One thing that angered me about The Witness is how pretentious it is. There are audio logs around the island that are nothing but quotes that Jonathan Blow admires. Although well voiced by a variety of actors, they add nothing to the game besides an air of ostentation. There was one particular audio log that went on for about five minutes, saying how you relate to places, and in going to the Moon you see the Earth in a different light… or something. The logs feel like an excuse to achieve the ending in the way The Witness does. That’s as far as I can go there. The secret ending is just as pretentious, if not more: I’m not going to say what it is, but if you ever see it, you’ll know where I’m coming from.
There are few sounds in The Witness. The only sounds are your footsteps and the noises coming from the panels. The sound from completing a panel is extremely satisfying, and I’ve followed it with a victory dance more times than I’d like to admit. It wouldn’t surprise me if The Witness has conditioned me to be happier upon hearing that sound in any situation. It’s frustrating in equal measures when you get it wrong; it’s then proceeded with shouting, “How is that wrong!?!?”. However, as The Witness sets up its rules for puzzles so carefully, you can always see where you went wrong.

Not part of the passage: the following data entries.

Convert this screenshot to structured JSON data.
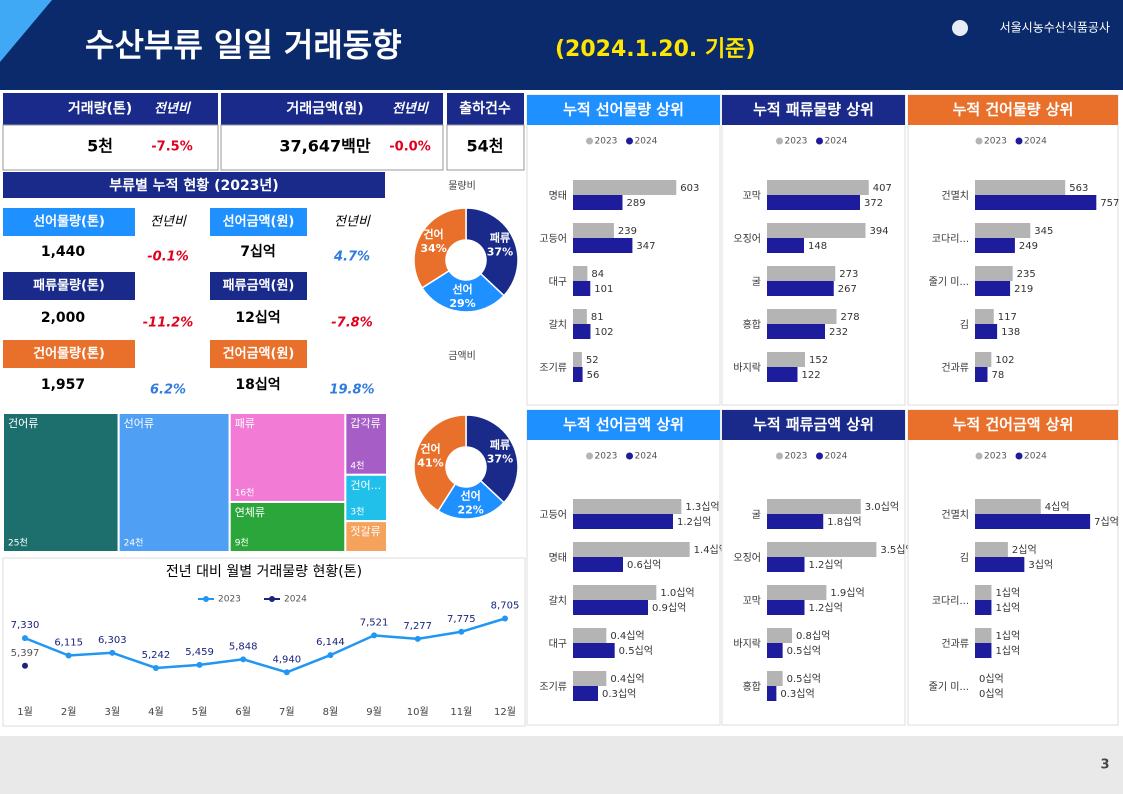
{
  "header": {
    "title": "수산부류 일일 거래동향",
    "date": "(2024.1.20. 기준)",
    "org": "서울시농수산식품공사",
    "page": "3"
  },
  "kpi": [
    {
      "label": "거래량(톤)",
      "yoy": "전년비",
      "value": "5천",
      "change": "-7.5%"
    },
    {
      "label": "거래금액(원)",
      "yoy": "전년비",
      "value": "37,647백만",
      "change": "-0.0%"
    },
    {
      "label": "출하건수",
      "value": "54천"
    }
  ],
  "summary": {
    "title": "부류별 누적 현황 (2023년)",
    "yoy_label": "전년비",
    "items": [
      {
        "label": "선어물량(톤)",
        "value": "1,440",
        "change": "-0.1%",
        "color": "#1e90ff"
      },
      {
        "label": "선어금액(원)",
        "value": "7십억",
        "change": "4.7%",
        "color": "#1e90ff"
      },
      {
        "label": "패류물량(톤)",
        "value": "2,000",
        "change": "-11.2%",
        "color": "#1a2a8a"
      },
      {
        "label": "패류금액(원)",
        "value": "12십억",
        "change": "-7.8%",
        "color": "#1a2a8a"
      },
      {
        "label": "건어물량(톤)",
        "value": "1,957",
        "change": "6.2%",
        "color": "#e8702a"
      },
      {
        "label": "건어금액(원)",
        "value": "18십억",
        "change": "19.8%",
        "color": "#e8702a"
      }
    ]
  },
  "chart_data": [
    {
      "type": "donut",
      "title": "물량비",
      "categories": [
        "패류",
        "선어",
        "건어"
      ],
      "values": [
        37,
        29,
        34
      ],
      "value_labels": [
        "37%",
        "29%",
        "34%"
      ],
      "colors": [
        "#1a2a8a",
        "#1e90ff",
        "#e8702a"
      ]
    },
    {
      "type": "donut",
      "title": "금액비",
      "categories": [
        "패류",
        "선어",
        "건어"
      ],
      "values": [
        37,
        22,
        41
      ],
      "value_labels": [
        "37%",
        "22%",
        "41%"
      ],
      "colors": [
        "#1a2a8a",
        "#1e90ff",
        "#e8702a"
      ]
    },
    {
      "type": "treemap",
      "categories": [
        "건어류",
        "선어류",
        "패류",
        "연체류",
        "갑각류",
        "건어...",
        "젓갈류"
      ],
      "values": [
        25,
        24,
        16,
        9,
        4,
        3,
        2
      ],
      "value_labels": [
        "25천",
        "24천",
        "16천",
        "9천",
        "4천",
        "3천",
        null
      ],
      "colors": [
        "#1c6f6c",
        "#4f9ff5",
        "#f27bd6",
        "#2ba63b",
        "#a65ec6",
        "#20c0ea",
        "#f5a25c"
      ]
    },
    {
      "type": "line",
      "title": "전년 대비 월별 거래물량 현황(톤)",
      "categories": [
        "1월",
        "2월",
        "3월",
        "4월",
        "5월",
        "6월",
        "7월",
        "8월",
        "9월",
        "10월",
        "11월",
        "12월"
      ],
      "ylim": [
        3000,
        10000
      ],
      "series": [
        {
          "name": "2023",
          "color": "#2196f3",
          "values": [
            7330,
            6115,
            6303,
            5242,
            5459,
            5848,
            4940,
            6144,
            7521,
            7277,
            7775,
            8705
          ],
          "value_labels": [
            "7,330",
            "6,115",
            "6,303",
            "5,242",
            "5,459",
            "5,848",
            "4,940",
            "6,144",
            "7,521",
            "7,277",
            "7,775",
            "8,705"
          ]
        },
        {
          "name": "2024",
          "color": "#1a237e",
          "values": [
            5397,
            null,
            null,
            null,
            null,
            null,
            null,
            null,
            null,
            null,
            null,
            null
          ],
          "value_labels": [
            "5,397",
            null,
            null,
            null,
            null,
            null,
            null,
            null,
            null,
            null,
            null,
            null
          ]
        }
      ]
    },
    {
      "type": "hbar",
      "title": "누적 선어물량 상위",
      "header_color": "#1e90ff",
      "categories": [
        "명태",
        "고등어",
        "대구",
        "갈치",
        "조기류"
      ],
      "xlim": [
        0,
        730
      ],
      "series": [
        {
          "name": "2023",
          "color": "#b4b4b4",
          "values": [
            603,
            239,
            84,
            81,
            52
          ]
        },
        {
          "name": "2024",
          "color": "#1c1c9c",
          "values": [
            289,
            347,
            101,
            102,
            56
          ]
        }
      ]
    },
    {
      "type": "hbar",
      "title": "누적 패류물량 상위",
      "header_color": "#1a2a8a",
      "categories": [
        "꼬막",
        "오징어",
        "굴",
        "홍합",
        "바지락"
      ],
      "xlim": [
        0,
        500
      ],
      "series": [
        {
          "name": "2023",
          "color": "#b4b4b4",
          "values": [
            407,
            394,
            273,
            278,
            152
          ]
        },
        {
          "name": "2024",
          "color": "#1c1c9c",
          "values": [
            372,
            148,
            267,
            232,
            122
          ]
        }
      ]
    },
    {
      "type": "hbar",
      "title": "누적 건어물량 상위",
      "header_color": "#e8702a",
      "categories": [
        "건멸치",
        "코다리...",
        "줄기 미...",
        "김",
        "건과류"
      ],
      "xlim": [
        0,
        780
      ],
      "series": [
        {
          "name": "2023",
          "color": "#b4b4b4",
          "values": [
            563,
            345,
            235,
            117,
            102
          ]
        },
        {
          "name": "2024",
          "color": "#1c1c9c",
          "values": [
            757,
            249,
            219,
            138,
            78
          ]
        }
      ]
    },
    {
      "type": "hbar",
      "title": "누적 선어금액 상위",
      "header_color": "#1e90ff",
      "categories": [
        "고등어",
        "명태",
        "갈치",
        "대구",
        "조기류"
      ],
      "xlim": [
        0,
        1.5
      ],
      "series": [
        {
          "name": "2023",
          "color": "#b4b4b4",
          "values": [
            1.3,
            1.4,
            1.0,
            0.4,
            0.4
          ],
          "value_labels": [
            "1.3십억",
            "1.4십억",
            "1.0십억",
            "0.4십억",
            "0.4십억"
          ]
        },
        {
          "name": "2024",
          "color": "#1c1c9c",
          "values": [
            1.2,
            0.6,
            0.9,
            0.5,
            0.3
          ],
          "value_labels": [
            "1.2십억",
            "0.6십억",
            "0.9십억",
            "0.5십억",
            "0.3십억"
          ]
        }
      ]
    },
    {
      "type": "hbar",
      "title": "누적 패류금액 상위",
      "header_color": "#1a2a8a",
      "categories": [
        "굴",
        "오징어",
        "꼬막",
        "바지락",
        "홍합"
      ],
      "xlim": [
        0,
        4
      ],
      "series": [
        {
          "name": "2023",
          "color": "#b4b4b4",
          "values": [
            3.0,
            3.5,
            1.9,
            0.8,
            0.5
          ],
          "value_labels": [
            "3.0십억",
            "3.5십억",
            "1.9십억",
            "0.8십억",
            "0.5십억"
          ]
        },
        {
          "name": "2024",
          "color": "#1c1c9c",
          "values": [
            1.8,
            1.2,
            1.2,
            0.5,
            0.3
          ],
          "value_labels": [
            "1.8십억",
            "1.2십억",
            "1.2십억",
            "0.5십억",
            "0.3십억"
          ]
        }
      ]
    },
    {
      "type": "hbar",
      "title": "누적 건어금액 상위",
      "header_color": "#e8702a",
      "categories": [
        "건멸치",
        "김",
        "코다리...",
        "건과류",
        "줄기 미..."
      ],
      "xlim": [
        0,
        7.6
      ],
      "series": [
        {
          "name": "2023",
          "color": "#b4b4b4",
          "values": [
            4,
            2,
            1,
            1,
            0
          ],
          "value_labels": [
            "4십억",
            "2십억",
            "1십억",
            "1십억",
            "0십억"
          ]
        },
        {
          "name": "2024",
          "color": "#1c1c9c",
          "values": [
            7,
            3,
            1,
            1,
            0
          ],
          "value_labels": [
            "7십억",
            "3십억",
            "1십억",
            "1십억",
            "0십억"
          ]
        }
      ]
    }
  ]
}
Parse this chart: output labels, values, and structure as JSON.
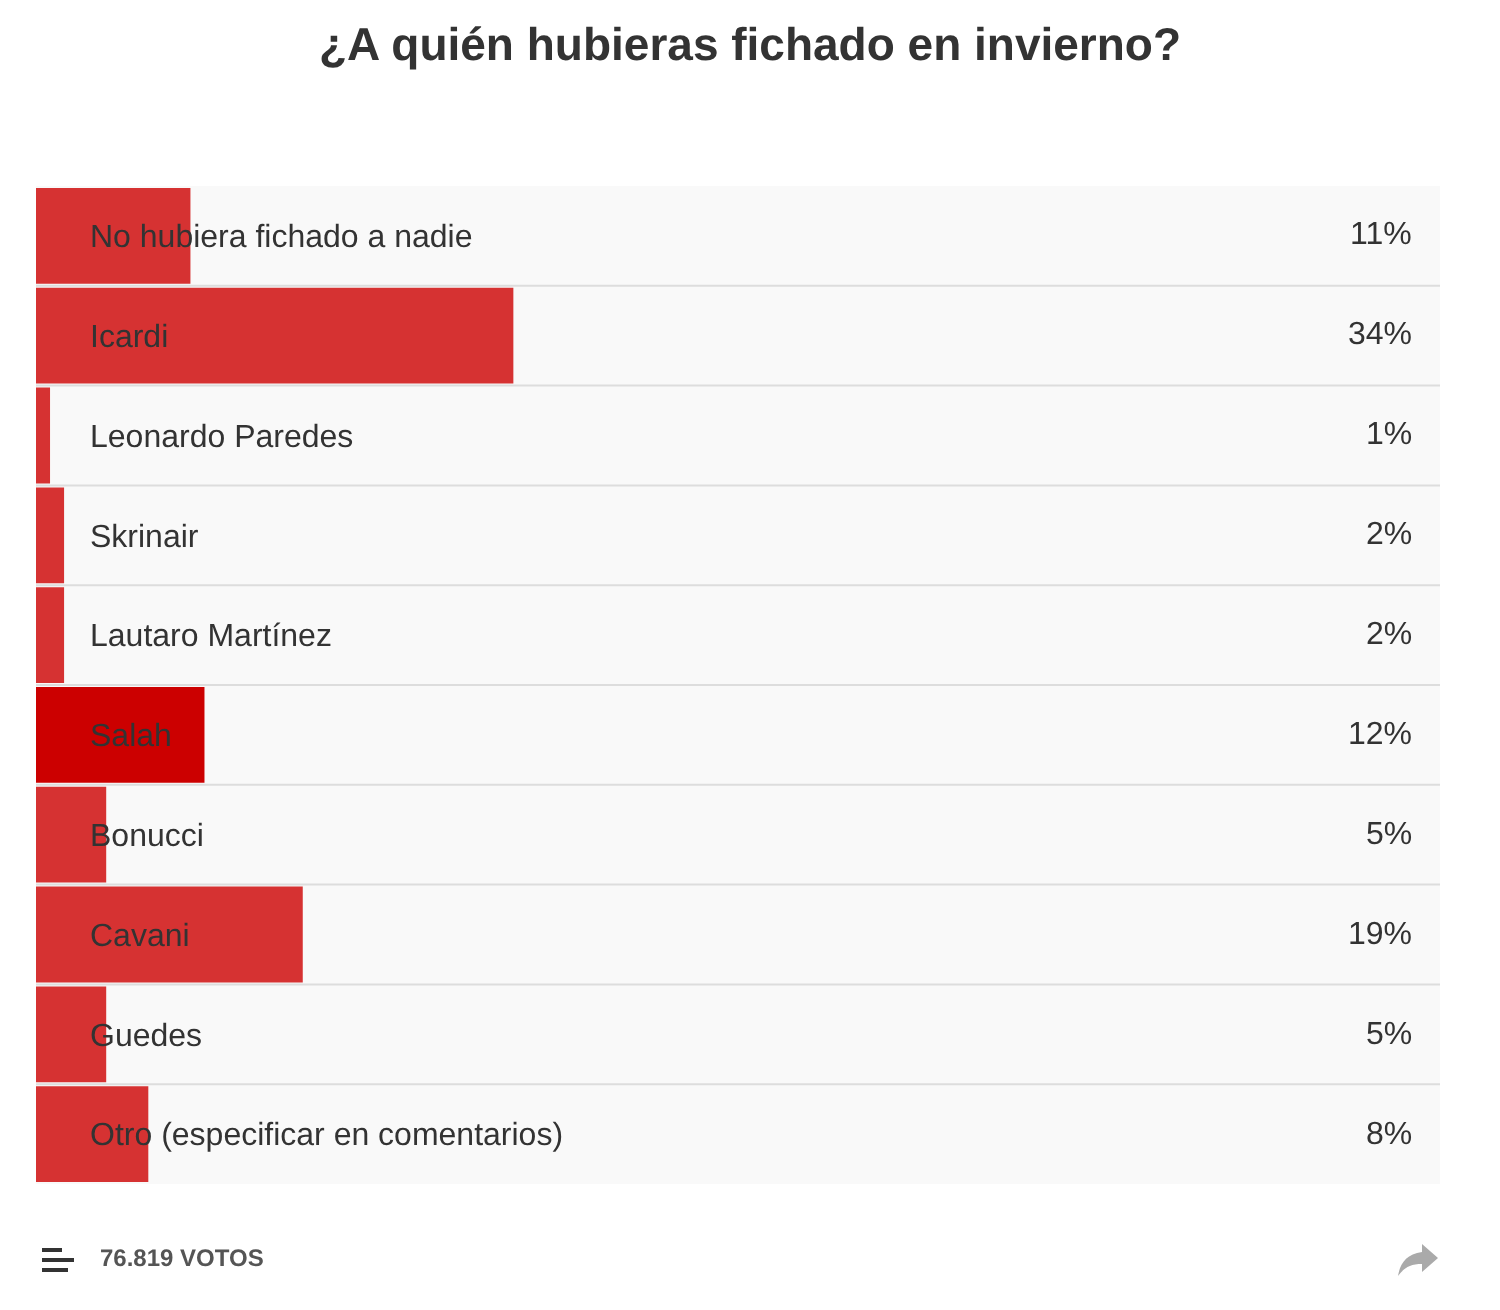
{
  "chart_data": {
    "type": "bar",
    "orientation": "horizontal",
    "title": "¿A quién hubieras fichado en invierno?",
    "categories": [
      "No hubiera fichado a nadie",
      "Icardi",
      "Leonardo Paredes",
      "Skrinair",
      "Lautaro Martínez",
      "Salah",
      "Bonucci",
      "Cavani",
      "Guedes",
      "Otro (especificar en comentarios)"
    ],
    "values": [
      11,
      34,
      1,
      2,
      2,
      12,
      5,
      19,
      5,
      8
    ],
    "colors": [
      "#d63232",
      "#d63232",
      "#d63232",
      "#d63232",
      "#d63232",
      "#cc0000",
      "#d63232",
      "#d63232",
      "#d63232",
      "#d63232"
    ],
    "value_labels": [
      "11%",
      "34%",
      "1%",
      "2%",
      "2%",
      "12%",
      "5%",
      "19%",
      "5%",
      "8%"
    ],
    "xlim": [
      0,
      100
    ],
    "grid": "y",
    "tick_labels": "y",
    "annotations": [
      "76.819 VOTOS"
    ]
  }
}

It does take a lot of determination to reach any sort of conclusion for The Witness, as frustration will inevitably set in. I’ll be honest, I did use a walkthrough to get through the last section towards the end. Why? Because I would never have figured out most of the last section otherwise. Unfortunately, there is a very punishing difficulty spike towards the end, and if I hadn’t used a walkthrough, I never would have finished the game. By the end of puzzle after puzzle after puzzle I had pretty much lost my mind.
After having played as many hours as I have for what is an indie game, I still understand why the price point is a problem. I can’t help but feel that The Witness would benefit from having a demo, even if it’s just teaching one specific puzzle mechanic. We know at this point The Witness has been pirated heavily, and a demo could reduce that as most people have pirated to simply try out the game.
I’d love to write more about my time playing The Witness, but so much of it needs to be experienced first hand to truly appreciate what it has to offer. It isn’t a perfect game by any means, but it’s an unforgettable experience. It nails the puzzles for the most part, but there’s a feeling someone needed to just pull Jonathan Blow back a bit and say, “hmm, perhaps no with that”. The air of pretention is off-putting, and the conclusion doesn’t do the experience justice, but if you can look past that, The Witness is a masterpiece when it’s at its best – and it’s there a lot. In a year’s time, maybe even five or 10 years’ time, someone will mention The Witness and I’ll think, “God, that was a great game”.